Il ne faut pas non plus dramatiser les enjeux. On dénonce avec passion des hausses plus modestes que celles qu'ont connues les provinces voisines - qui ne sont pas le Texas - où l'on n'a pourtant constaté aucune des catastrophes annoncées par les opposants québécois.

Mais il n'en reste pas moins que ces hausses feront mal à certains. Pas aux pauvres: les 30% des étudiants qui sont boursiers sont parfaitement protégés. Pas non plus aux plus riches: les classes moyennes, surreprésentées dans les universités, sont capables de payer. Il y a cependant des zones grises: ceux qui sont trop riches pour avoir droit aux bourses, mais assez pauvres pour que les hausses soient un fardeau.
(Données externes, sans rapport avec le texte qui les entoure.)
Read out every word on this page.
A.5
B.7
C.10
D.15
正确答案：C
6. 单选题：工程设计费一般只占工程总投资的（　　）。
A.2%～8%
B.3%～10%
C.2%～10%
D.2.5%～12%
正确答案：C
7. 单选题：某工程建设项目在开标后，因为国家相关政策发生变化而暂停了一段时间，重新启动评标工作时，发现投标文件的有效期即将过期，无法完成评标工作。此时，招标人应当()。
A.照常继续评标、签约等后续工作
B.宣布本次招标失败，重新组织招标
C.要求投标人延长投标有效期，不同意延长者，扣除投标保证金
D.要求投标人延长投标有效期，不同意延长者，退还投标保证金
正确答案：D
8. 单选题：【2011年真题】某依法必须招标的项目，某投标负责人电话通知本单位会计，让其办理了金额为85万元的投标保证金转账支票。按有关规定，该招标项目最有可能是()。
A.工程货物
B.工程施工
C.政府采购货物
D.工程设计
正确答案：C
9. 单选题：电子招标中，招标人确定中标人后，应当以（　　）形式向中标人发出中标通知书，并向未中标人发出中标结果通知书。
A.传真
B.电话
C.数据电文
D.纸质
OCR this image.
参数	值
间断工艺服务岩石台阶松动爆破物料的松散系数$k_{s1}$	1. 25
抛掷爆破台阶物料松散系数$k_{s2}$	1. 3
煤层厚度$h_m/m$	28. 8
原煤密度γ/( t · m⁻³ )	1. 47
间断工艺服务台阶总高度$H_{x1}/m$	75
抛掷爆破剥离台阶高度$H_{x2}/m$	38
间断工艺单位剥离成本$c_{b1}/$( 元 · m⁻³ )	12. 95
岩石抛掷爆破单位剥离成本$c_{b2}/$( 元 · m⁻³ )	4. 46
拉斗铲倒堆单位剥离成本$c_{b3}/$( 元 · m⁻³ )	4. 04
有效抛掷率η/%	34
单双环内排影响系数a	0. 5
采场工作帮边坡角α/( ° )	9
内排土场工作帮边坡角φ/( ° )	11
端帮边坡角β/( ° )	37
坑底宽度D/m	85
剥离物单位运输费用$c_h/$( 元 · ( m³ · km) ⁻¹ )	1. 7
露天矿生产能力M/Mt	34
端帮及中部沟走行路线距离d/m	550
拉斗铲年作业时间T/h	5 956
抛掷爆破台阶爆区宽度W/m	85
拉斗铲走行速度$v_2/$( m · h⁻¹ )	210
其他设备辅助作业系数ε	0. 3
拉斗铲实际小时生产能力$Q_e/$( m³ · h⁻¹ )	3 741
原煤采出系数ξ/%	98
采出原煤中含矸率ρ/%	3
La recherche d'une solution à ce problème ne doit pas faire oublier qu'il y avait des principes derrière l'action du gouvernement libéral. D'abord, l'importance de mieux financer nos universités. Ensuite, la crise des finances publiques. Aussi, une conception moins primaire de la justice sociale, car le gel des frais est une mesure régressive, qui force les gagne-petit à financer les études d'une clientèle universitaire plus favorisée qu'eux.

Il y avait un autre principe en jeu dans l'initiative du gouvernement Charest, et c'est celui de casser un moule, celui de l'attachement au statu quo. C'est comme si les jeunes étaient tombés dans l'eau bénite du modèle québécois et qu'ils prenaient le relais de leurs aînés dans la défense des droits acquis.

Mais le gouvernement Charest, sans renier ses objectifs, pourrait instaurer un mécanisme de remboursement des dettes étudiantes proportionnel au revenu des étudiants lorsqu'ils seront sur le marché du travail. Si on gagne moins, on n'est pas obligés de rembourser autant. Ça se fait avec succès dans de nombreux pays. Cela soulagerait le fardeau des étudiants les plus vulnérables et de ceux dont la carrière sera moins lucrative.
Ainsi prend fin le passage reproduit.